Так же непросто обстоит дело с отношением к Вергилию читателей. Контрасты
начинаются сразу же и обостряются на протяжении двух тысячелетий, чтобы
стать в последние два века острыми, как никогда. Последнее особенно
примечательно. Современники Еврипида бурно спорили о ценности его поэзии;
памятник этих споров — комедии Аристофана. Но споры эти давным-давно
отшумели. Даже когда в конце прошлого столетия Фридрих Ницше бранил
Еврипида как убийцу мифа и врага Диониса, это был вопрос идеологии, не
вопрос элементарной художественной оценки. Ницше хотел сказать, что дух
поэзии Еврипида несовместим с духом его, Ницше, философии; он не хотел
сказать, что Еврипид — плохой поэт. Место Еврипида в пантеоне истории
мировой культуры никем не оспаривается. Соответственно чувство любви и
восхищения, которое он вызывает у своих поклонников, приобретает, как
правило, спокойные формы. Совсем не то с Вергилием. Когда его бранят, его
бранят в неслыханно резких выражениях, ставя под вопрос, состоялся ли он
как поэт; казалось бы, за две тысячи лет пора решить этот вопрос, но нет —
он не решен до сих пор. Знаменитый немецкий историк древнего Рима Бартольд
Нибур, например, писал в начале прошлого века: «Вергилий — курьезный
пример, до чего человек может не понять собственного призвания» (по мнению
Нибура, Вергилию следовало всю жизнь работать в манере Катулла, и тогда из
него выработался бы недурной лирик). Для В. Г. Белинского Вергилий —
«поддельный Гомер римский», «щеголеватый стихотворец, ловкий ритор в
стихах», «Энеида» — «рабское подражание великому образцу», «выглаженное,
обточенное и щегольское риторическое произведение». Слова выбраны так, что
в них звучит нескрываемая личная антипатия. Приговор крут: рабский
подражатель, стихотворец, корчащий поэта, ловко имитирующий подлинность,
которой у него нет,— о чем еще говорить? Но зато когда Вергилия хвалят, это
не дань почтительного восхищения давно ушедшему из мира живых классику, а
какие-то объяснения в любви. Не только антипатия, но и симпатия к Вергилию
выражает себя как очень личное чувство, в котором признаются прямо-таки с
трепетом. Композитор Эктор Берлиоз, кстати, современник Белинского и отнюдь
не приверженец классицизма, говорил о своей «страсти» к Вергилию,
«влюбленности» в Вергилия (passion virgilienne): «У меня такое чувство,
словно мы с Вергилием знали друг друга и ему известно, как сильно я люблю
его». А уже в нашем столетии немецкий публицист Теодор Геккер (1879—1945),
человек острый, страстный и очень живой, далекий от академического.

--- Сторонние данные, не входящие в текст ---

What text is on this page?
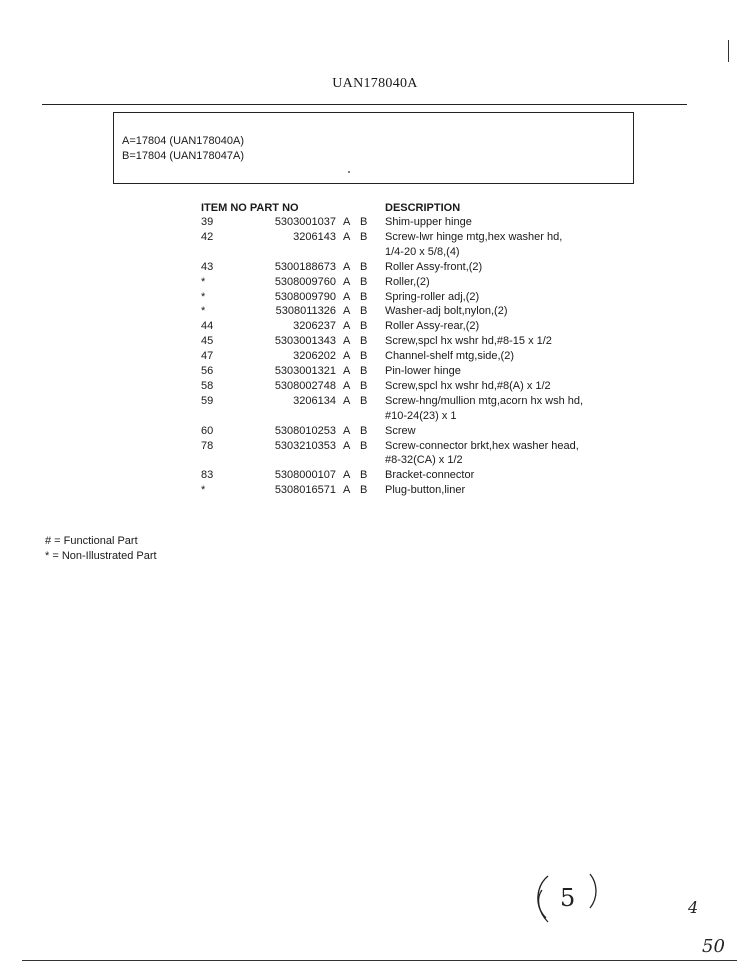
UAN178040A
A=17804 (UAN178040A)
B=17804 (UAN178047A)
ITEM NO PART NO	DESCRIPTION
39	5303001037 A B Shim-upper hinge
42	3206143 A B Screw-lwr hinge mtg,hex washer hd,
1/4-20 x 5/8,(4)
43	5300188673 A B Roller Assy-front,(2)
*	5308009760 A B Roller,(2)
*	5308009790 A B Spring-roller adj,(2)
*	5308011326 A B Washer-adj bolt,nylon,(2)
44	3206237 A B Roller Assy-rear,(2)
45	5303001343 A B Screw,spcl hx wshr hd,#8-15 x 1/2
47	3206202 A B Channel-shelf mtg,side,(2)
56	5303001321 A B Pin-lower hinge
58	5308002748 A B Screw,spcl hx wshr hd,#8(A) x 1/2
59	3206134 A B Screw-hng/mullion mtg,acorn hx wsh hd,
#10-24(23) x 1
60	5308010253 A B Screw
78	5303210353 A B Screw-connector brkt,hex washer head,
#8-32(CA) x 1/2
83	5308000107 A B Bracket-connector
*	5308016571 A B Plug-button,liner
# = Functional Part
* = Non-Illustrated Part
5	4
50
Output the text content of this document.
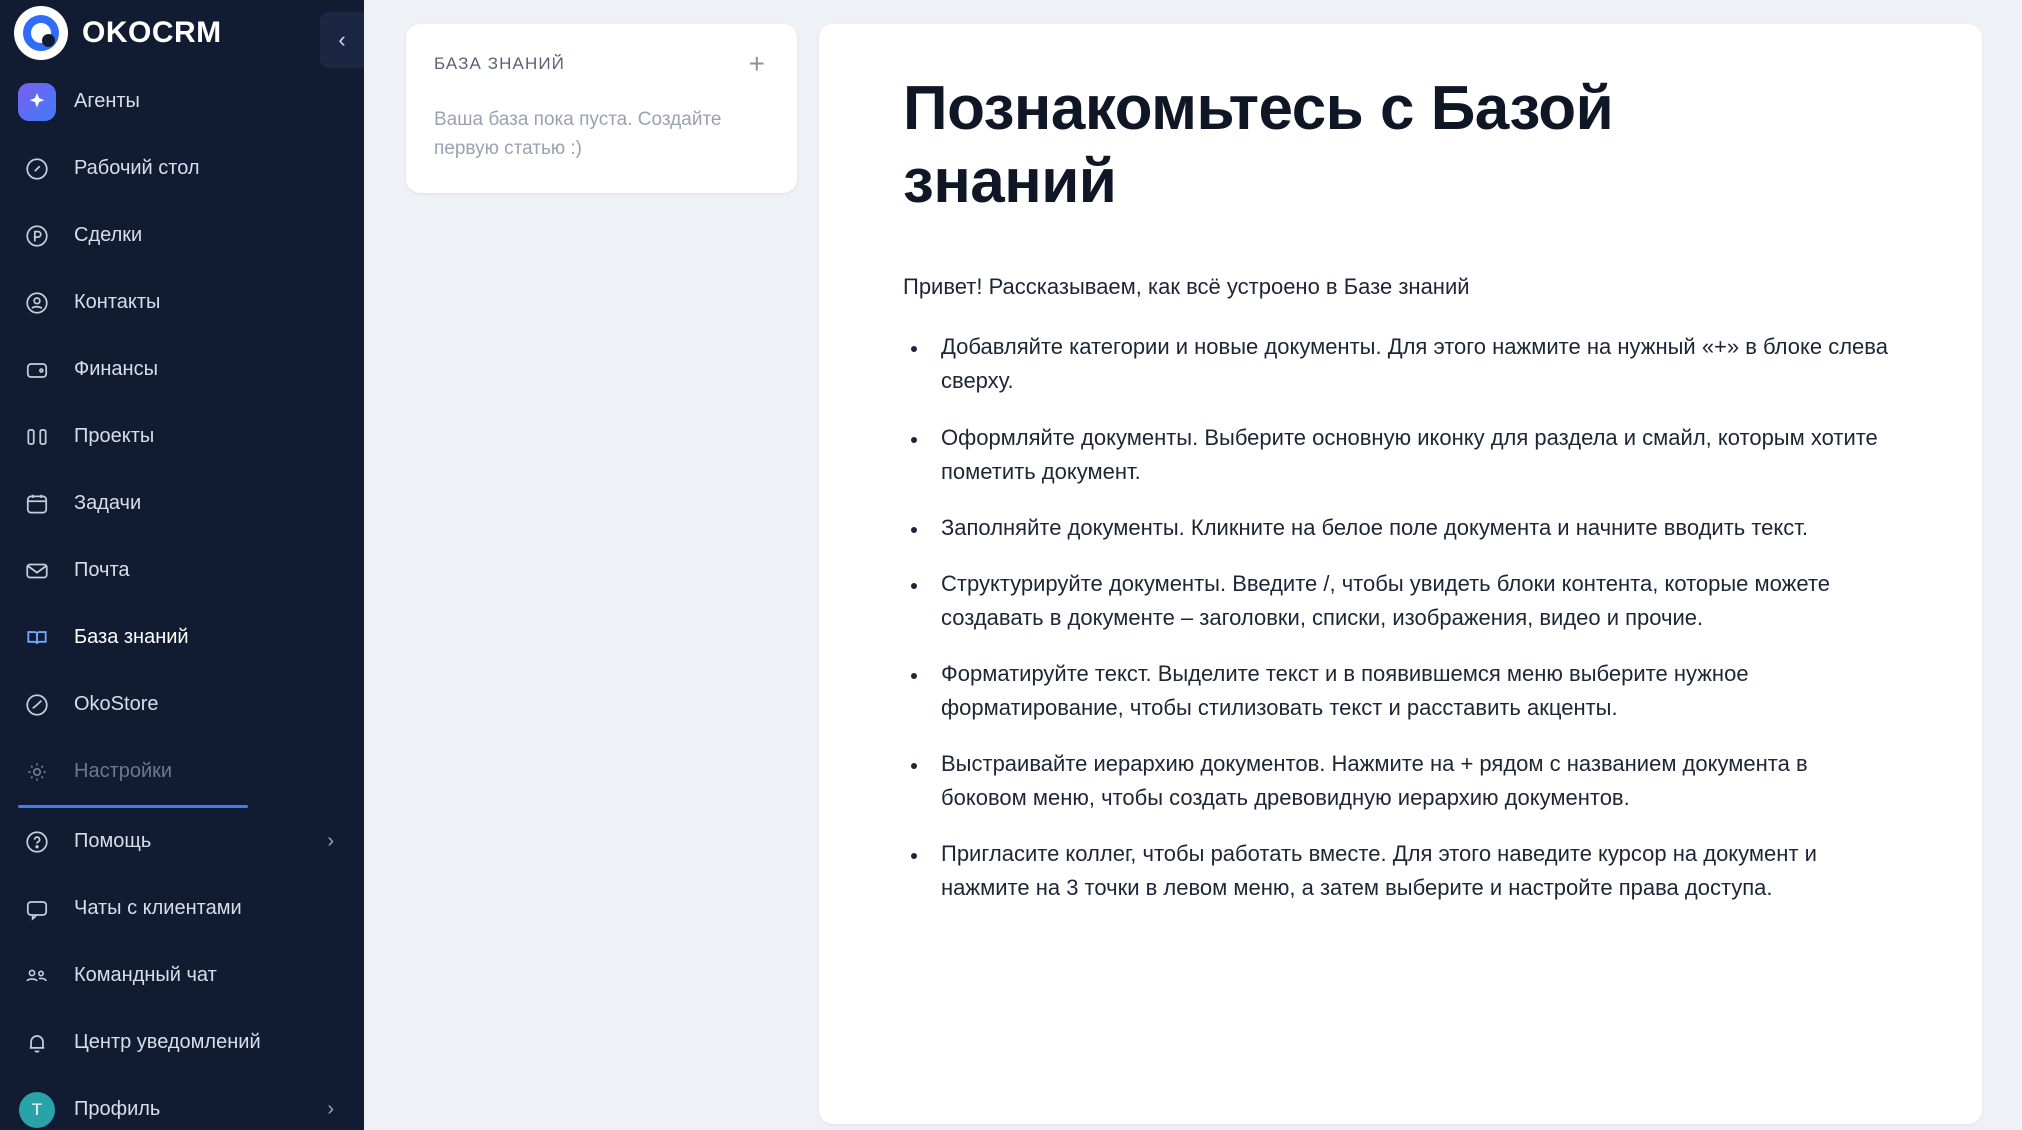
OKOCRM	‹
Агенты
Рабочий стол
Сделки
Контакты
Финансы
Проекты
Задачи
Почта
База знаний
OkoStore
Настройки
Помощь	›
Чаты с клиентами
Командный чат
Центр уведомлений
Т	Профиль	›
БАЗА ЗНАНИЙ	+
Ваша база пока пуста. Создайте первую статью :)
Познакомьтесь с Базой знаний

Привет! Рассказываем, как всё устроено в Базе знаний

• Добавляйте категории и новые документы. Для этого нажмите на нужный «+» в блоке слева сверху.
• Оформляйте документы. Выберите основную иконку для раздела и смайл, которым хотите пометить документ.
• Заполняйте документы. Кликните на белое поле документа и начните вводить текст.
• Структурируйте документы. Введите /, чтобы увидеть блоки контента, которые можете создавать в документе – заголовки, списки, изображения, видео и прочие.
• Форматируйте текст. Выделите текст и в появившемся меню выберите нужное форматирование, чтобы стилизовать текст и расставить акценты.
• Выстраивайте иерархию документов. Нажмите на + рядом с названием документа в боковом меню, чтобы создать древовидную иерархию документов.
• Пригласите коллег, чтобы работать вместе. Для этого наведите курсор на документ и нажмите на 3 точки в левом меню, а затем выберите и настройте права доступа.
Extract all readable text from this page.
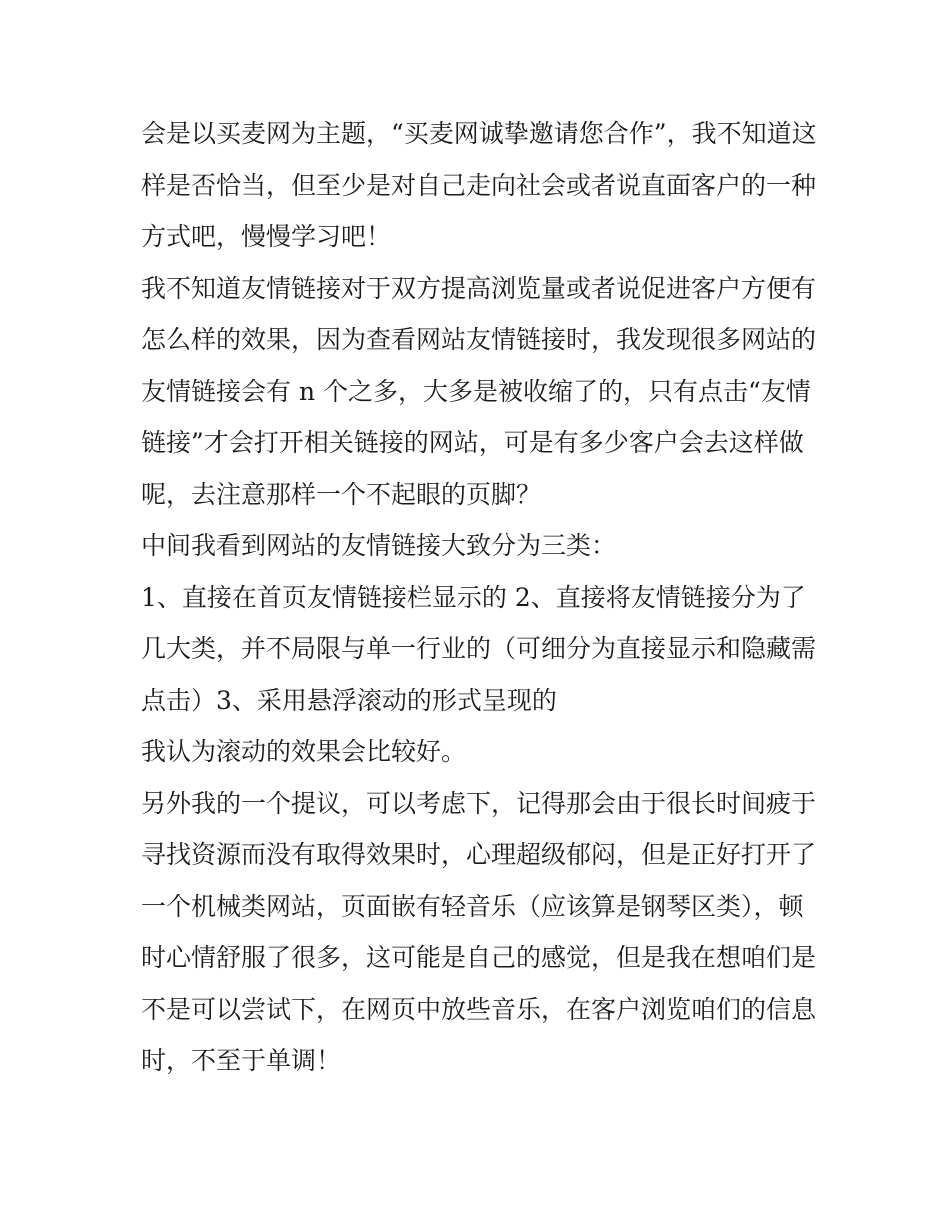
会是以买麦网为主题，“买麦网诚挚邀请您合作”，我不知道这
样是否恰当，但至少是对自己走向社会或者说直面客户的一种
方式吧，慢慢学习吧！
我不知道友情链接对于双方提高浏览量或者说促进客户方便有
怎么样的效果，因为查看网站友情链接时，我发现很多网站的
友情链接会有 n 个之多，大多是被收缩了的，只有点击“友情
链接”才会打开相关链接的网站，可是有多少客户会去这样做
呢，去注意那样一个不起眼的页脚？
中间我看到网站的友情链接大致分为三类：
1、直接在首页友情链接栏显示的 2、直接将友情链接分为了
几大类，并不局限与单一行业的（可细分为直接显示和隐藏需
点击）3、采用悬浮滚动的形式呈现的
我认为滚动的效果会比较好。
另外我的一个提议，可以考虑下，记得那会由于很长时间疲于
寻找资源而没有取得效果时，心理超级郁闷，但是正好打开了
一个机械类网站，页面嵌有轻音乐（应该算是钢琴区类），顿
时心情舒服了很多，这可能是自己的感觉，但是我在想咱们是
不是可以尝试下，在网页中放些音乐，在客户浏览咱们的信息
时，不至于单调！
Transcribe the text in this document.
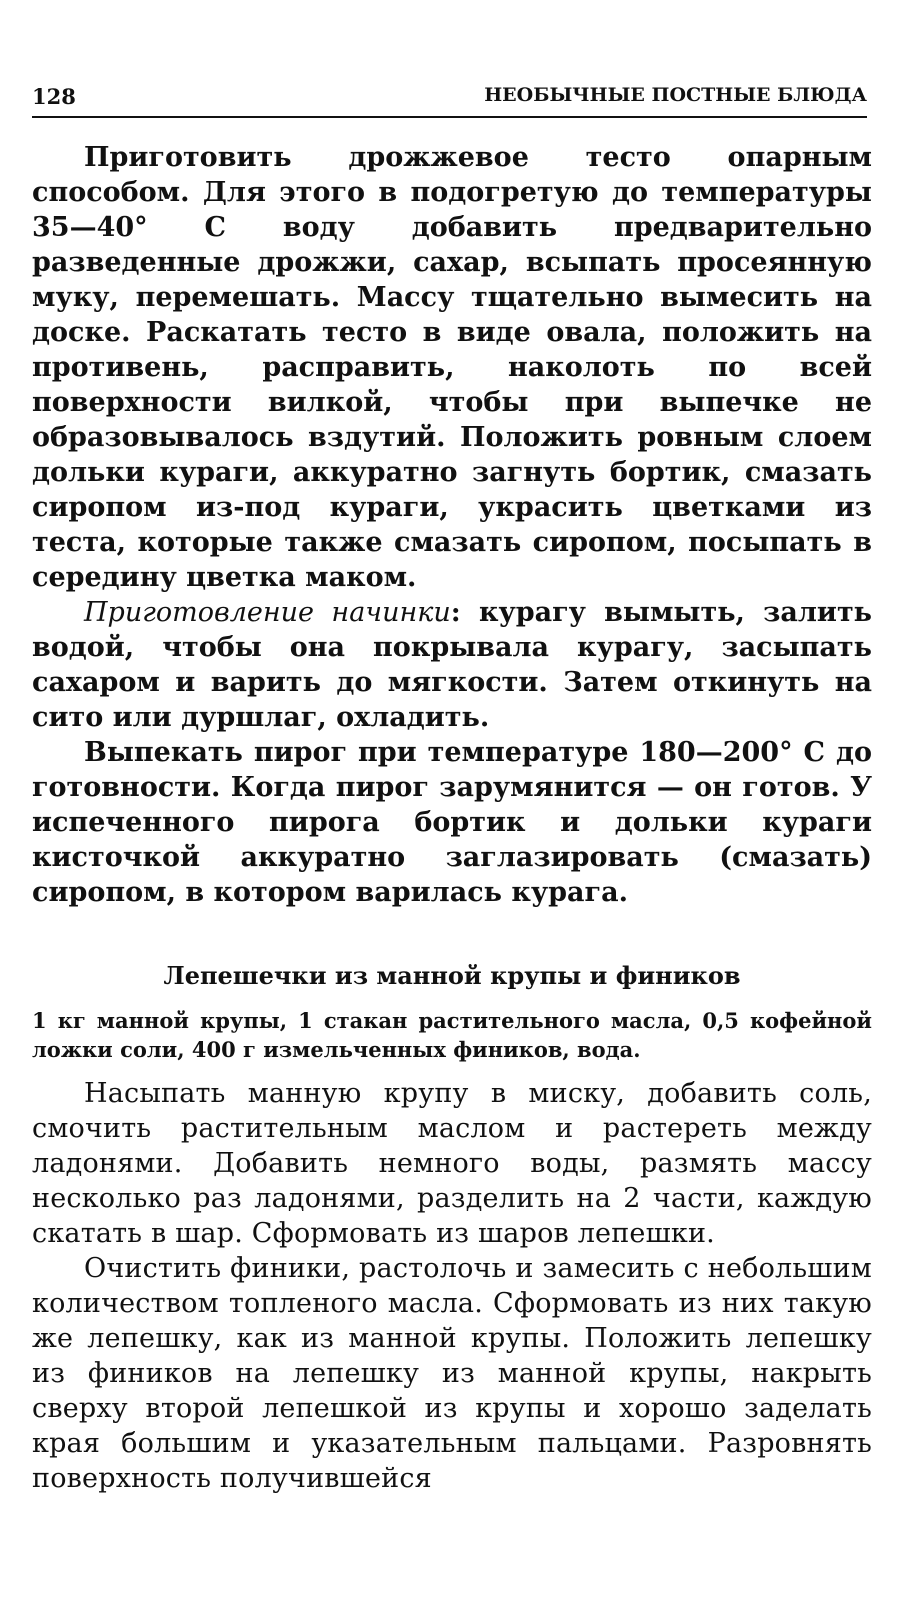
128	НЕОБЫЧНЫЕ ПОСТНЫЕ БЛЮДА

Приготовить дрожжевое тесто опарным способом. Для этого в подогретую до температуры 35—40° С воду добавить предварительно разведенные дрожжи, сахар, всыпать просеянную муку, перемешать. Массу тщательно вымесить на доске. Раскатать тесто в виде овала, положить на противень, расправить, наколоть по всей поверхности вилкой, чтобы при выпечке не образовывалось вздутий. Положить ровным слоем дольки кураги, аккуратно загнуть бортик, смазать сиропом из-под кураги, украсить цветками из теста, которые также смазать сиропом, посыпать в середину цветка маком.

Приготовление начинки: курагу вымыть, залить водой, чтобы она покрывала курагу, засыпать сахаром и варить до мягкости. Затем откинуть на сито или дуршлаг, охладить.

Выпекать пирог при температуре 180—200° С до готовности. Когда пирог зарумянится — он готов. У испеченного пирога бортик и дольки кураги кисточкой аккуратно заглазировать (смазать) сиропом, в котором варилась курага.

Лепешечки из манной крупы и фиников

1 кг манной крупы, 1 стакан растительного масла, 0,5 кофейной ложки соли, 400 г измельченных фиников, вода.

Насыпать манную крупу в миску, добавить соль, смочить растительным маслом и растереть между ладонями. Добавить немного воды, размять массу несколько раз ладонями, разделить на 2 части, каждую скатать в шар. Сформовать из шаров лепешки.

Очистить финики, растолочь и замесить с небольшим количеством топленого масла. Сформовать из них такую же лепешку, как из манной крупы. Положить лепешку из фиников на лепешку из манной крупы, накрыть сверху второй лепешкой из крупы и хорошо заделать края большим и указательным пальцами. Разровнять поверхность получившейся
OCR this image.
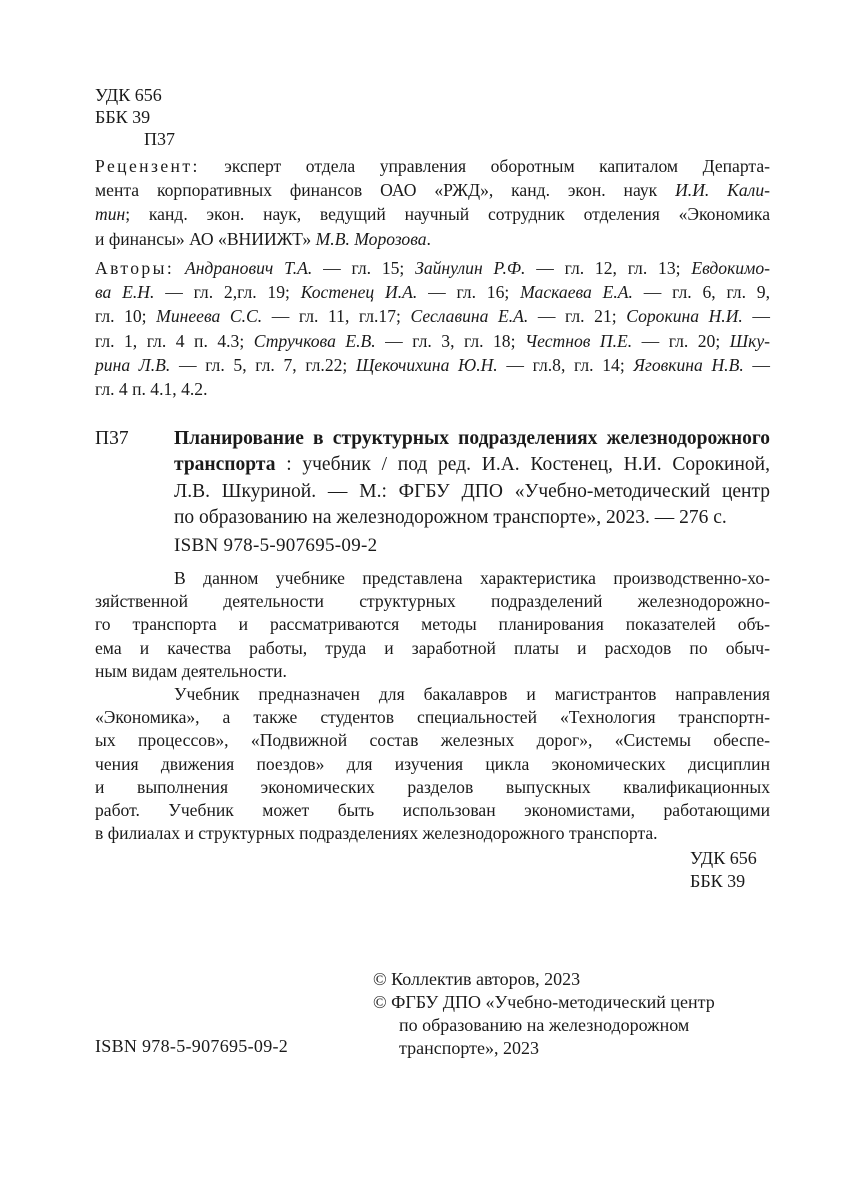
УДК 656
ББК 39
П37
Рецензент: эксперт отдела управления оборотным капиталом Департа-
мента корпоративных финансов ОАО «РЖД», канд. экон. наук И.И. Кали-
тин; канд. экон. наук, ведущий научный сотрудник отделения «Экономика
и финансы» АО «ВНИИЖТ» М.В. Морозова.
Авторы: Андранович Т.А. — гл. 15; Зайнулин Р.Ф. — гл. 12, гл. 13; Евдокимо-
ва Е.Н. — гл. 2,гл. 19; Костенец И.А. — гл. 16; Маскаева Е.А. — гл. 6, гл. 9,
гл. 10; Минеева С.С. — гл. 11, гл.17; Сеславина Е.А. — гл. 21; Сорокина Н.И. —
гл. 1, гл. 4 п. 4.3; Стручкова Е.В. — гл. 3, гл. 18; Честнов П.Е. — гл. 20; Шку-
рина Л.В. — гл. 5, гл. 7, гл.22; Щекочихина Ю.Н. — гл.8, гл. 14; Яговкина Н.В. —
гл. 4 п. 4.1, 4.2.
П37 Планирование в структурных подразделениях железнодорожного
транспорта : учебник / под ред. И.А. Костенец, Н.И. Сорокиной,
Л.В. Шкуриной. — М.: ФГБУ ДПО «Учебно-методический центр
по образованию на железнодорожном транспорте», 2023. — 276 с.
ISBN 978-5-907695-09-2
В данном учебнике представлена характеристика производственно-хо-
зяйственной деятельности структурных подразделений железнодорожно-
го транспорта и рассматриваются методы планирования показателей объ-
ема и качества работы, труда и заработной платы и расходов по обыч-
ным видам деятельности.
Учебник предназначен для бакалавров и магистрантов направления
«Экономика», а также студентов специальностей «Технология транспортн-
ых процессов», «Подвижной состав железных дорог», «Системы обеспе-
чения движения поездов» для изучения цикла экономических дисциплин
и выполнения экономических разделов выпускных квалификационных
работ. Учебник может быть использован экономистами, работающими
в филиалах и структурных подразделениях железнодорожного транспорта.
УДК 656
ББК 39
© Коллектив авторов, 2023
© ФГБУ ДПО «Учебно-методический центр
по образованию на железнодорожном
транспорте», 2023
ISBN 978-5-907695-09-2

эстетства и причастный страстям века (между прочим, оказавшийся за решеткой
сразу же после гитлеровского переворота), обсуждая в обстановке 20-х годов
перспективы обнищания и одичания Запада, подчеркивает, что для томика
Вергилия у него и ему подобных найдется место и в нищенской суме. В час
беды ему приходит на ум не Гомер, не Платон, не Софокл, а только Вергилий.
Амплитуда колебаний превосходит то, к чему мы привыкли в отношении
классики, да еще отделенной от нас такой временной дистанцией. Это не какие-
нибудь нюансы в оценке — речь словно идет о двух разных поэтах, не имеющих
между собой ничего общего. Для одних поэзия Вергилия — если не
мертворожденный плод подражания, то в лучшем случае образец холодного,
искусственного совершенства; для других — предмет страсти или хлеб
насущный, без которого нельзя обойтись как раз тогда, когда можно и должно
обойтись без многого другого. Споры не умолкают, за или против Вергилия
люди готовы стоять чуть не насмерть. Совсем недавний пример: на
международной конференции в Иенском университете, посвященной культуре
времен Августа и состоявшейся в мае 1982 г., специалисты из разных стран
резко разошлись по «наивному», «детскому» вопросу — хороший ли поэт
Вергилий? Неужели двух тысячелетий не хватило, чтобы в этом разобраться?